When I was a little boy, I never wanted to become a fireman; never have I worshipped the uniform, neither yesterday nor today.
I approached this subject in the same frame of mind as The Human Face of Science, another of my projects. I am not so much interested in the uniform as in the man who lives underneath.
I began to think about these questions after a documentary about 9/11 which covered, amongst other subjects, the interventions of the firemen and policemen who ascended the towers in hope of rescuing the people trapped inside, while being totally aware of the risks involved.
Firemen are not superheroes. They cannot fly, are not invulnerable, and do not possess x-ray vision… In short, they cannot rely on extraordinary powers. Nevertheless, they do their best, only sustained by a courage that some people, not really informed of all the parameters of their interventions, might mistake for recklessness.
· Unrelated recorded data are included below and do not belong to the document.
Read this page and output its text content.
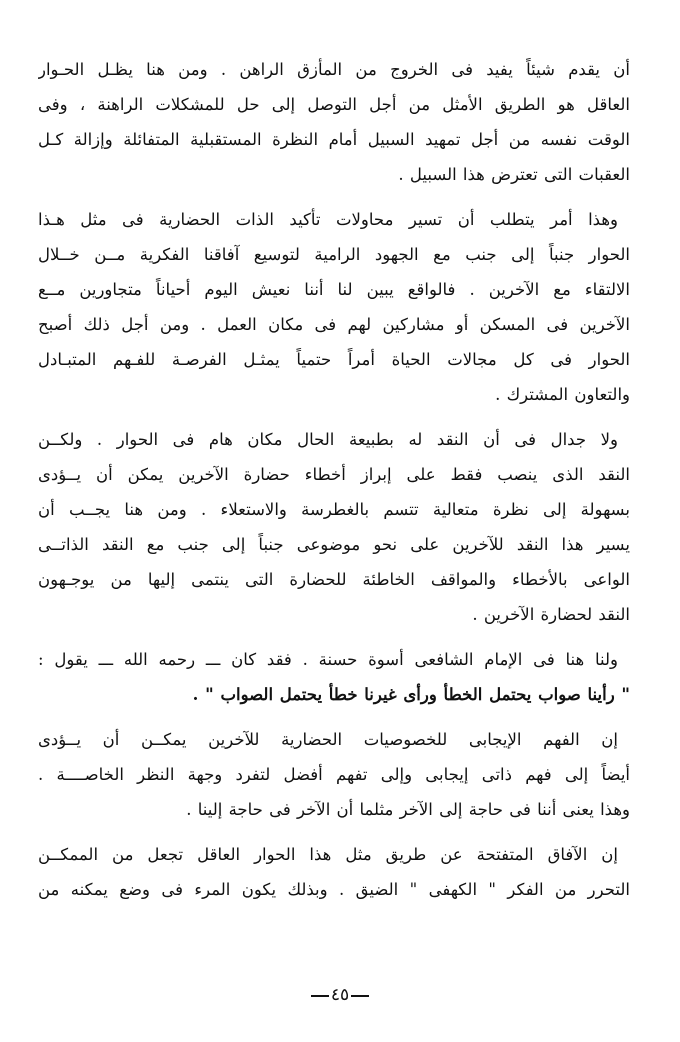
أن يقدم شيئاً يفيد فى الخروج من المأزق الراهن . ومن هنا يظـل الحـوار
العاقل هو الطريق الأمثل من أجل التوصل إلى حل للمشكلات الراهنة ، وفى
الوقت نفسه من أجل تمهيد السبيل أمام النظرة المستقبلية المتفائلة وإزالة كـل
العقبات التى تعترض هذا السبيل .

وهذا أمر يتطلب أن تسير محاولات تأكيد الذات الحضارية فى مثل هـذا
الحوار جنباً إلى جنب مع الجهود الرامية لتوسيع آفاقنا الفكرية مــن خــلال
الالتقاء مع الآخرين . فالواقع يبين لنا أننا نعيش اليوم أحياناً متجاورين مــع
الآخرين فى المسكن أو مشاركين لهم فى مكان العمل . ومن أجل ذلك أصبح
الحوار فى كل مجالات الحياة أمراً حتمياً يمثـل الفرصـة للفـهم المتبـادل
والتعاون المشترك .

ولا جدال فى أن النقد له بطبيعة الحال مكان هام فى الحوار . ولكــن
النقد الذى ينصب فقط على إبراز أخطاء حضارة الآخرين يمكن أن يــؤدى
بسهولة إلى نظرة متعالية تتسم بالغطرسة والاستعلاء . ومن هنا يجــب أن
يسير هذا النقد للآخرين على نحو موضوعى جنباً إلى جنب مع النقد الذاتــى
الواعى بالأخطاء والمواقف الخاطئة للحضارة التى ينتمى إليها من يوجـهون
النقد لحضارة الآخرين .

ولنا هنا فى الإمام الشافعى أسوة حسنة . فقد كان ـــ رحمه الله ـــ يقول :
" رأينا صواب يحتمل الخطأ ورأى غيرنا خطأ يحتمل الصواب " .

إن الفهم الإيجابى للخصوصيات الحضارية للآخرين يمكــن أن يــؤدى
أيضاً إلى فهم ذاتى إيجابى وإلى تفهم أفضل لتفرد وجهة النظر الخاصــــة .
وهذا يعنى أننا فى حاجة إلى الآخر مثلما أن الآخر فى حاجة إلينا .

إن الآفاق المتفتحة عن طريق مثل هذا الحوار العاقل تجعل من الممكــن
التحرر من الفكر " الكهفى " الضيق . وبذلك يكون المرء فى وضع يمكنه من

٤٥
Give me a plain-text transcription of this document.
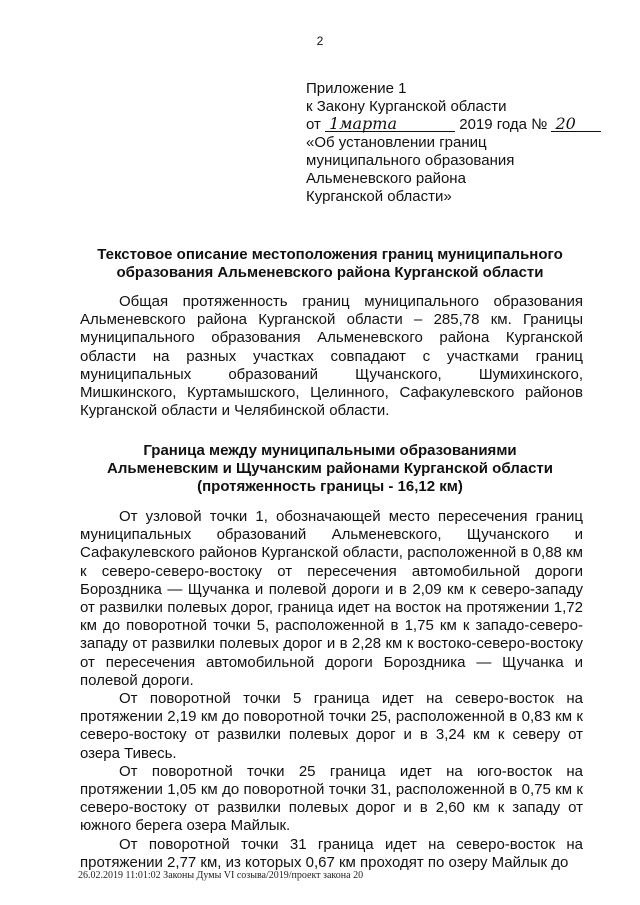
2
Приложение 1
к Закону Курганской области
от 1марта	2019 года № 20
«Об установлении границ
муниципального образования
Альменевского района
Курганской области»
Текстовое описание местоположения границ муниципального
образования Альменевского района Курганской области
Общая протяженность границ муниципального образования Альменевского района Курганской области – 285,78 км. Границы муниципального образования Альменевского района Курганской области на разных участках совпадают с участками границ муниципальных образований Щучанского, Шумихинского, Мишкинского, Куртамышского, Целинного, Сафакулевского районов Курганской области и Челябинской области.
Граница между муниципальными образованиями
Альменевским и Щучанским районами Курганской области
(протяженность границы - 16,12 км)
От узловой точки 1, обозначающей место пересечения границ муниципальных образований Альменевского, Щучанского и Сафакулевского районов Курганской области, расположенной в 0,88 км к северо-северо-востоку от пересечения автомобильной дороги Бороздника — Щучанка и полевой дороги и в 2,09 км к северо-западу от развилки полевых дорог, граница идет на восток на протяжении 1,72 км до поворотной точки 5, расположенной в 1,75 км к западо-северо-западу от развилки полевых дорог и в 2,28 км к востоко-северо-востоку от пересечения автомобильной дороги Бороздника — Щучанка и полевой дороги.
От поворотной точки 5 граница идет на северо-восток на протяжении 2,19 км до поворотной точки 25, расположенной в 0,83 км к северо-востоку от развилки полевых дорог и в 3,24 км к северу от озера Тивесь.
От поворотной точки 25 граница идет на юго-восток на протяжении 1,05 км до поворотной точки 31, расположенной в 0,75 км к северо-востоку от развилки полевых дорог и в 2,60 км к западу от южного берега озера Майлык.
От поворотной точки 31 граница идет на северо-восток на протяжении 2,77 км, из которых 0,67 км проходят по озеру Майлык до
26.02.2019 11:01:02 Законы Думы VI созыва/2019/проект закона 20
For me, the real question is: what is going on in the head of a man who opens the doors of two towers ablaze just after having witnessed two planes crashing against these buildings? And even without thinking about such extreme events, what is he thinking about when he is called on an intervention without knowing what it is that is waiting at the end of the road?
have had the great opportunity to follow the firemen of two very different countries during their operations and trainings. By being as close as possible to the action, even if I was not one of them, I can attest that, even though methods, philosophy and protocols may differ, these men are inspired by the same desires, the same will, and united by the same fraternity.
I must express all my gratitude to all of them for the way they welcomed me, for the answers they provided to all my questions, and for allowing me to live among them, like them, so I could grasp the reality of their daily life.